Wenn Moltke an der Spitze in Schleswig-Holstein geblieben wäre und die Centralgewalt (Vertreterin eines Volkes von 45 Millionen) in dem Waffenstillstand ganz vernachläßigt wäre, so würde er ihn wohl auch mißbilligt haben. Aber seit dem 5 habe sich vieles geändert. Er stellt die Anträge: In Erwägung, daß der Waffenstillstand theils unausführbar, theils den Wünschen des Volks nicht entsprechend ist, ‒ soll der Waffenstillstand doch genehmigt werden, aber mit Modifikationen. ‒

von Hermann(Vicepräsid.) Vor der Vollmacht hätte das Reichsministerium sollen der Nat.-Vers. die Bedingungen vorlesen. ‒

Man hat einen Bevollmächtigen (Max Gagern) in die Nähe der Verhandlungen geschickt, hätte man ihn doch so nahe geschickt, daß er sie mit angehört hätte ‒ Ich hätte mich (wenn ich das Ministerium gewesen wäre) (hört!) an die preußische Regierung gewendet und ihr voraus gesagt, solche Bedingungen können nicht ratifizirt werden ‒ (Links sehr gut!) Man hat gesagt, Preußens Ehre sei verloren, wenn wir nicht ratifiziren. Nein! Es handelt sich nur um die Ehre einiger Minister. Warum haben sie einen ungeschickten Vertrag geschlossen? ‒ In der Nichtratifizirung liegt gerade Preußens Ehrenrettung! (allgemeines lautes Bravo! Warmer Beifall! Zischen rechts!) Das gewesene Ministerium hat gemeint es habe immer gewissenhaft gehandelt man kann gewissenhaft handeln, und doch viele Fehler machen. (Gelächter Bravo!) ‒

Ich bin bei Camphausen gewesen, und habe ihn gefragt, ob kein Ausweg möglich, keine Vereinbarung der verschiedenen Anträge, durch Aenderung der Artikel. ‒

Camphausen hat sich nur für Modalitäten bei der Ausführung des Waffenstillstandes, nicht für Aenderung einzelner Artikel erklärt. Ich habe unter den Fraktionen dieses Hauses herumgehört, ob ein vermittelnder Antrag möglich sei der die Meinungen vereint. Ich habe mich von der Unmöglichkeit überzeugt. ‒ (Links: hört!) Deshalb trete ich in meine alte Stellung zurück, und erkläre mich für den Antrag der Majorität des Ausschusses. (Lauter Beifall!) ‒ Wir sprechen einfach aus, wir genehmigen nicht, so hat die ganze Sache ein Ende! Man hat der Sache eine übergroße Wichtigkeit beigelegt; ‒ man hat uns mit Preußen gedroht ‒ Das Gefühl was sich in Preußen (hier und da) kund giebt ist eine übertriebene Tugend. ‒ An einen Krieg zwischen deutschen Stämmen glaube ich überhaupt nicht. Meine Herren, wollte Preußen einen Krieg, es würde den Feind in seinen eignen Lagern haben, nämlich alle Freunde der Einheit, alle Freunde der Freiheit. (Stürmischer Beifall.) Danemark diese kleine Macht, die obendrein noch den Krieg mit Unrecht führte, hat sich, ich sage es unverhohlen, die Achtung aller europäischen Mächte erworben, durch seine Energie! ‒ Ahmen Sie es darin nach;‒ hüten sie sich daß man ihnen nicht eines Tages nachsagt: „sie sind zum Kinderspott geworden!“ ‒ (Endloser Beifall von allen Seiten des Hauses außer etwa 15 Mitgliedern der Rechten und der Diplomatentribüne.)

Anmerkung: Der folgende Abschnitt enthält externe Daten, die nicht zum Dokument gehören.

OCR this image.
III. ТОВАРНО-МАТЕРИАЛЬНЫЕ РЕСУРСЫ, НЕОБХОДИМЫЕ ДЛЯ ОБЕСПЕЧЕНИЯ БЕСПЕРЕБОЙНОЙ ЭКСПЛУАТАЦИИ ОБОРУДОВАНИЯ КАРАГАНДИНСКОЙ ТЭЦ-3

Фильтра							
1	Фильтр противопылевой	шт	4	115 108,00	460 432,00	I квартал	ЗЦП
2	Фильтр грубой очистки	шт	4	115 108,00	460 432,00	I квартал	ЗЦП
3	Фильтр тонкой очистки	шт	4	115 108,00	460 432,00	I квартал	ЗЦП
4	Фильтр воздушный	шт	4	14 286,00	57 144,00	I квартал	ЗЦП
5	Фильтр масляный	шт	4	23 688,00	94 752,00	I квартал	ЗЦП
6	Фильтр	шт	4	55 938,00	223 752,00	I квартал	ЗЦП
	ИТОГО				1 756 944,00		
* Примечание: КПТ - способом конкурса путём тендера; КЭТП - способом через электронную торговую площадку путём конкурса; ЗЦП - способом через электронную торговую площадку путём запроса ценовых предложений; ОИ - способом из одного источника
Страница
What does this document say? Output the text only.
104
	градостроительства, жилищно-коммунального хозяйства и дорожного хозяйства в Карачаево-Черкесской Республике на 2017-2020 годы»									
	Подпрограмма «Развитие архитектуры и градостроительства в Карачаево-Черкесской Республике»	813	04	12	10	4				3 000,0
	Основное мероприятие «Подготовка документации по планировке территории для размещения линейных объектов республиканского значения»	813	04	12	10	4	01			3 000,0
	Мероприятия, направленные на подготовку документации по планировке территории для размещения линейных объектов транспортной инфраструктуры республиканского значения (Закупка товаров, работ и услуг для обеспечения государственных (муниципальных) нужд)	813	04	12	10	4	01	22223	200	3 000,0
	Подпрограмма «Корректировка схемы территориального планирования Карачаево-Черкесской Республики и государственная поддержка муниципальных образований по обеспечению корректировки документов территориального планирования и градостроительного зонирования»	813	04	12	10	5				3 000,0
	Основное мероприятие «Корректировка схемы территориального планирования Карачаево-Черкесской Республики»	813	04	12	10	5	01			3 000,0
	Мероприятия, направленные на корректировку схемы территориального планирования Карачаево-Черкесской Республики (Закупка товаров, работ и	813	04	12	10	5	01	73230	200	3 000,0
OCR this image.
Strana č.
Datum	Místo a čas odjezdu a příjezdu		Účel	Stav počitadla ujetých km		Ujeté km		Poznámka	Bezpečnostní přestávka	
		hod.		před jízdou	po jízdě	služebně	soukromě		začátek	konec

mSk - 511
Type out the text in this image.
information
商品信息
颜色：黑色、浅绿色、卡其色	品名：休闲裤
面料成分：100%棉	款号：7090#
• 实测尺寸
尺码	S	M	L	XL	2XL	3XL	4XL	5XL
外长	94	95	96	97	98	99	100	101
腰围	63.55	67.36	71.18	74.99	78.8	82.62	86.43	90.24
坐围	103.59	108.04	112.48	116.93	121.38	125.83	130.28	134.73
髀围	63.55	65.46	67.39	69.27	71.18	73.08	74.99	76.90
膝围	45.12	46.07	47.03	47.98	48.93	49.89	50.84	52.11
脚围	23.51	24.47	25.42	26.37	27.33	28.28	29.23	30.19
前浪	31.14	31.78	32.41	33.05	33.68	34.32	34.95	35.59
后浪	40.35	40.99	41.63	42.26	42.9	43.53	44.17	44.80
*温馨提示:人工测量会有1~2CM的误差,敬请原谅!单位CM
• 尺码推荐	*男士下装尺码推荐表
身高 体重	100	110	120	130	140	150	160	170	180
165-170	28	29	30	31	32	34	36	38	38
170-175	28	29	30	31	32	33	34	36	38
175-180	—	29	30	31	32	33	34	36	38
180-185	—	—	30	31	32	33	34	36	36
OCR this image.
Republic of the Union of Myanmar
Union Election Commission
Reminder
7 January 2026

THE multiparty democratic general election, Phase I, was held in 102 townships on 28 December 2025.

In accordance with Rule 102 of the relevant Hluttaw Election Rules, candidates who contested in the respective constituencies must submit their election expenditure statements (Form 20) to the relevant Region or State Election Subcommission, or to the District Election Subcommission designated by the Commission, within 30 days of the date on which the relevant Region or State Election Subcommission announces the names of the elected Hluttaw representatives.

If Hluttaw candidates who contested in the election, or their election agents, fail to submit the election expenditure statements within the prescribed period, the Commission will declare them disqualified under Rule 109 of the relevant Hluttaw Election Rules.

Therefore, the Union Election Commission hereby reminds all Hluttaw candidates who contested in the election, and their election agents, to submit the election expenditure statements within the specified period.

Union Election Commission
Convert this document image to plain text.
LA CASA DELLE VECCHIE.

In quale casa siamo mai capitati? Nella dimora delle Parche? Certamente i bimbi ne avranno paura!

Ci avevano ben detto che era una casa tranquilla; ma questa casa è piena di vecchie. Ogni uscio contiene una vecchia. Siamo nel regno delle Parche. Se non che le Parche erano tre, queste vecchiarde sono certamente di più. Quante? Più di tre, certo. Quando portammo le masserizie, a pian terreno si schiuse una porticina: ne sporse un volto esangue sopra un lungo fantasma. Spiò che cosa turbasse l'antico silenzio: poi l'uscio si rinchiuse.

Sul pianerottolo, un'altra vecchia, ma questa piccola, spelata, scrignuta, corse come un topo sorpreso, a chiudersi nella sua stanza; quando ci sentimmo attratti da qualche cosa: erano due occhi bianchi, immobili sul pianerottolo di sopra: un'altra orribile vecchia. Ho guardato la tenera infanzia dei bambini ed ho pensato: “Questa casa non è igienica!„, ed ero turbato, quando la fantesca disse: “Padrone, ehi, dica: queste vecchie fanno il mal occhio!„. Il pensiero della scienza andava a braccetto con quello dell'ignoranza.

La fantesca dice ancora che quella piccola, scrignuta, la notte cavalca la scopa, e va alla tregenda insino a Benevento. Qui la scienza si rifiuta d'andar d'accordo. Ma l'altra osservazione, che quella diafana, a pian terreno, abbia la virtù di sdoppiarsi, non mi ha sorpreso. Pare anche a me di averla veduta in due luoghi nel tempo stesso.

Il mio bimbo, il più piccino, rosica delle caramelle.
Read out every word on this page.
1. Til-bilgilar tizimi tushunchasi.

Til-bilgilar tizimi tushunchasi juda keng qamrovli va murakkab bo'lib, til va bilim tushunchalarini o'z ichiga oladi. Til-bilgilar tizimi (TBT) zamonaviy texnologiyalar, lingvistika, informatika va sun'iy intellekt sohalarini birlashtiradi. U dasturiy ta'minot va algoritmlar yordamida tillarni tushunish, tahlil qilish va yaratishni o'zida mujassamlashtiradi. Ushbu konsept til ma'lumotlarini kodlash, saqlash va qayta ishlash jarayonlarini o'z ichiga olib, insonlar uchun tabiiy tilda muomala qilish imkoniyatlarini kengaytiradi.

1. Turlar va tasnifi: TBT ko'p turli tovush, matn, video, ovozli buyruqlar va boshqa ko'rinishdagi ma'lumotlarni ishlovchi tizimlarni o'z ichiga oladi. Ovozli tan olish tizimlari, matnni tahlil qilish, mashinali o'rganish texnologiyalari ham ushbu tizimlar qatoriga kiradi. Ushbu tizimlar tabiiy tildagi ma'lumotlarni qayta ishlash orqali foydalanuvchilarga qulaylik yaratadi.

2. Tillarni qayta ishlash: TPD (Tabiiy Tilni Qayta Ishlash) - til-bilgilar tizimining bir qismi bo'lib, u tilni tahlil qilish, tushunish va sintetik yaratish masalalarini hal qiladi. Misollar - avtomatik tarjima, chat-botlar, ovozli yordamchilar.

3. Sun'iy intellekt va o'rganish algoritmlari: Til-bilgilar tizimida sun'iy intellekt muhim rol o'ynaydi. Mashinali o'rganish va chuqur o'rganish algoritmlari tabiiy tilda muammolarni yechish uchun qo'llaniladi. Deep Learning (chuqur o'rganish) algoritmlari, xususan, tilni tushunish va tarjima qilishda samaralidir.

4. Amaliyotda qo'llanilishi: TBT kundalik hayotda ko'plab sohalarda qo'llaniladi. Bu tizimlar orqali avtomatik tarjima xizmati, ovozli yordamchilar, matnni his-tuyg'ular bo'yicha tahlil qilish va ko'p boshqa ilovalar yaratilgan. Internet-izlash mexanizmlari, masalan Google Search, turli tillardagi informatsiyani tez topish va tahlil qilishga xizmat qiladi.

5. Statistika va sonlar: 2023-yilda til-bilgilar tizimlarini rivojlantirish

Schmerling(wailand Minister) greift, statt über die Sache selbst zu reden, unter fortwährendem Ruf: „zur Sache!“ mit bissigen Worten Hermann an, den er den neuen Ministerkandidaten nennt. Sucht das alte Ministerium zu rechtfertigen. Seine kurze Rede athmet das, was man „Brodneid!“ nennt.

Nach Schmerling wird die Diskussion bis Morgen um 9 Uhr vertagt. ‒ Schluß um 1/2 4 Uhr.

103 Berlin, 14. Sept.

Die Ministerkrisis dauert noch fort. Nach einem Schreiben, welches der Minister-Präsident an den Präsidenten der Vereinbarer-Versammlung heute gerichtet und welches nach Eröffnung der heutigen Sitzung verlesen wurde, wird Herr von Beckerath erst morgen Nachmittag hier erwartet und da das neue Ministerium demnach noch nicht gebildet ist, stellt der Minister-Präsident anheim, die Sitzungen noch ferner auszusetzen. ‒ Da der Umzug nach dem Konzertsaal des Schauspielhauses morgen beginnt und bis Dienstag beendet sein wird, so ist die nächste Sitzung zu Dienstag Vormittag 9 Uhr anberaumt worden.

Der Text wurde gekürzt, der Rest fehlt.